7:30am — Start actual deep work, already caught up on everything without opening my inbox once.
Write your version. Be specific about which automated tasks fire, which workflows you trigger manually, and where your human judgment gets applied.
This isn't a fantasy exercise. This is your playbook for next week. Make it real.
Reflection questions
Before you close this out, answer these honestly:
- How many hours per week do you estimate your AI system will save you? Be conservative. Even 3-5 hours is transformational.
- What's the one workflow you're most excited about? The one that made you think "why wasn't I doing this already?"
- What's your biggest remaining uncertainty? Where are you not sure AI can handle it well enough? (That's fine. Those are your "collaborate" tasks where you stay closely involved.)
- What would you add to your system in 30 days? Not everything has to be built today. What's the natural next workflow to add once you've proven the first few work?
- Looking back at your Day 1 audit — how has your "AI opportunity surface" changed? You saw possibilities two weeks ago. Now you have systems. What feels different?
Write your answers down. Come back to them in a month and see how reality compared to the plan.
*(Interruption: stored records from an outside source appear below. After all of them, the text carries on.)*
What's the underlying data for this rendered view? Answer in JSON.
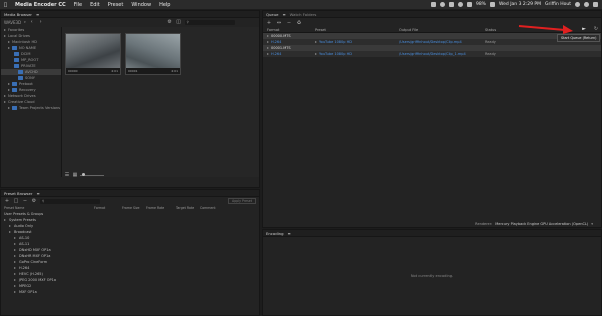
{
  "menubar": {
    "app": "Media Encoder CC",
    "items": [
      "File",
      "Edit",
      "Preset",
      "Window",
      "Help"
    ],
    "battery": "98%",
    "datetime": "Wed Jan 3  2:29 PM",
    "user": "Griffin Hout"
  },
  "media_browser": {
    "title": "Media Browser",
    "path": "WAVE3D",
    "tree": [
      {
        "label": "Favorites",
        "level": 0
      },
      {
        "label": "Local Drives",
        "level": 0
      },
      {
        "label": "Macintosh HD",
        "level": 1
      },
      {
        "label": "NO NAME",
        "level": 1
      },
      {
        "label": "DCIM",
        "level": 2
      },
      {
        "label": "MP_ROOT",
        "level": 2
      },
      {
        "label": "PRIVATE",
        "level": 2
      },
      {
        "label": "AVCHD",
        "level": 3
      },
      {
        "label": "SONY",
        "level": 3
      },
      {
        "label": "Preboot",
        "level": 1
      },
      {
        "label": "Recovery",
        "level": 1
      },
      {
        "label": "Network Drives",
        "level": 0
      },
      {
        "label": "Creative Cloud",
        "level": 0
      },
      {
        "label": "Team Projects Versions",
        "level": 1
      }
    ],
    "thumbs": [
      {
        "name": "00000",
        "duration": "4:01"
      },
      {
        "name": "00001",
        "duration": "4:01"
      }
    ]
  },
  "preset_browser": {
    "title": "Preset Browser",
    "apply_label": "Apply Preset",
    "columns": [
      "Preset Name",
      "Format",
      "Frame Size",
      "Frame Rate",
      "Target Rate",
      "Comment"
    ],
    "groups": [
      "User Presets & Groups",
      "System Presets"
    ],
    "items": [
      "Audio Only",
      "Broadcast",
      "AS-10",
      "AS-11",
      "DNxHD MXF OP1a",
      "DNxHR MXF OP1a",
      "GoPro CineForm",
      "H.264",
      "HEVC (H.265)",
      "JPEG 2000 MXF OP1a",
      "MPEG2",
      "MXF OP1a"
    ]
  },
  "queue": {
    "tabs": [
      "Queue",
      "Watch Folders"
    ],
    "columns": [
      "Format",
      "Preset",
      "Output File",
      "Status"
    ],
    "groups": [
      {
        "name": "00000.MTS",
        "format": "H.264",
        "preset": "YouTube 1080p HD",
        "output": "/Users/griffinhout/Desktop/Clip.mp4",
        "status": "Ready"
      },
      {
        "name": "00001.MTS",
        "format": "H.264",
        "preset": "YouTube 1080p HD",
        "output": "/Users/griffinhout/Desktop/Clip_1.mp4",
        "status": "Ready"
      }
    ],
    "renderer_label": "Renderer:",
    "renderer_value": "Mercury Playback Engine GPU Acceleration (OpenCL)",
    "tooltip": "Start Queue (Return)"
  },
  "encoding": {
    "title": "Encoding",
    "empty": "Not currently encoding."
  },
  "colors": {
    "accent": "#4a90e2",
    "arrow": "#e02020",
    "folder": "#3a6fb5"
  }
}
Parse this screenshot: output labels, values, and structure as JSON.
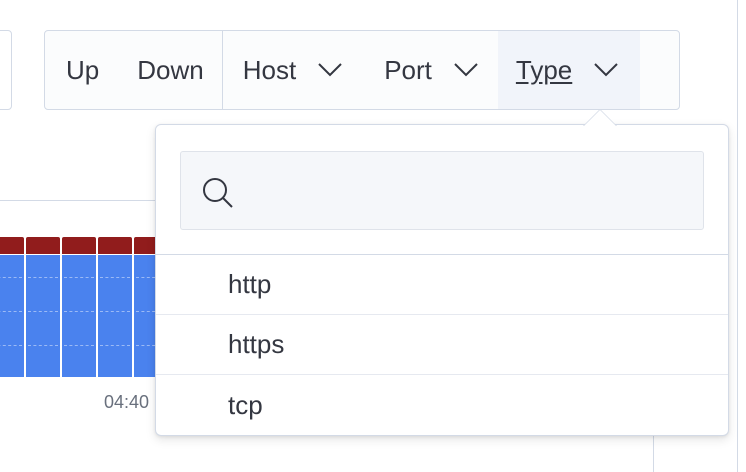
{
  "filter_group": {
    "up_label": "Up",
    "down_label": "Down",
    "host_label": "Host",
    "port_label": "Port",
    "type_label": "Type"
  },
  "type_popover": {
    "search_placeholder": "",
    "options": [
      "http",
      "https",
      "tcp"
    ]
  },
  "chart": {
    "x_tick_label": "04:40",
    "colors": {
      "up": "#4a82ee",
      "down": "#911c1c"
    }
  }
}
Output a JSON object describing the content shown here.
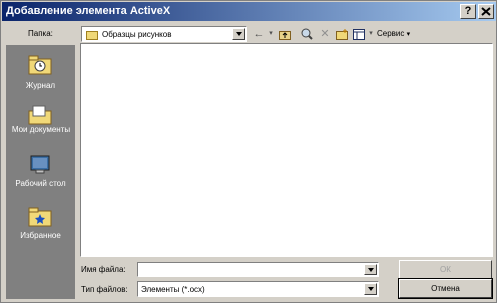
{
  "dialog": {
    "title": "Добавление элемента ActiveX",
    "help_btn": "?",
    "close_btn": "X"
  },
  "toolbar": {
    "folder_label": "Папка:",
    "folder_value": "Образцы рисунков",
    "back_icon": "back-arrow-icon",
    "tools_label": "Сервис"
  },
  "places": [
    {
      "label": "Журнал",
      "icon": "history-icon"
    },
    {
      "label": "Мои документы",
      "icon": "my-documents-icon"
    },
    {
      "label": "Рабочий стол",
      "icon": "desktop-icon"
    },
    {
      "label": "Избранное",
      "icon": "favorites-icon"
    }
  ],
  "form": {
    "filename_label": "Имя файла:",
    "filename_value": "",
    "filetype_label": "Тип файлов:",
    "filetype_value": "Элементы (*.ocx)",
    "ok_label": "ОК",
    "cancel_label": "Отмена"
  },
  "colors": {
    "titlebar_start": "#0a246a",
    "titlebar_end": "#a6caf0",
    "face": "#d4d0c8",
    "places_bar": "#808080"
  }
}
You just built something real
This isn't a hypothetical. You have a scheduled automation that will run without you. You have a multi-step workflow you can trigger whenever you need it. You have a map of your entire work week with AI integrated into every recurring task.
That's a system. That's what we set out to build on Day 1.
Tomorrow is the final day. We'll talk about where all of this is headed, how to keep getting better, and what your continued learning path looks like. It's a short one, but it matters.
You didn't just learn about AI. You built an AI system. That's the difference between knowing and doing.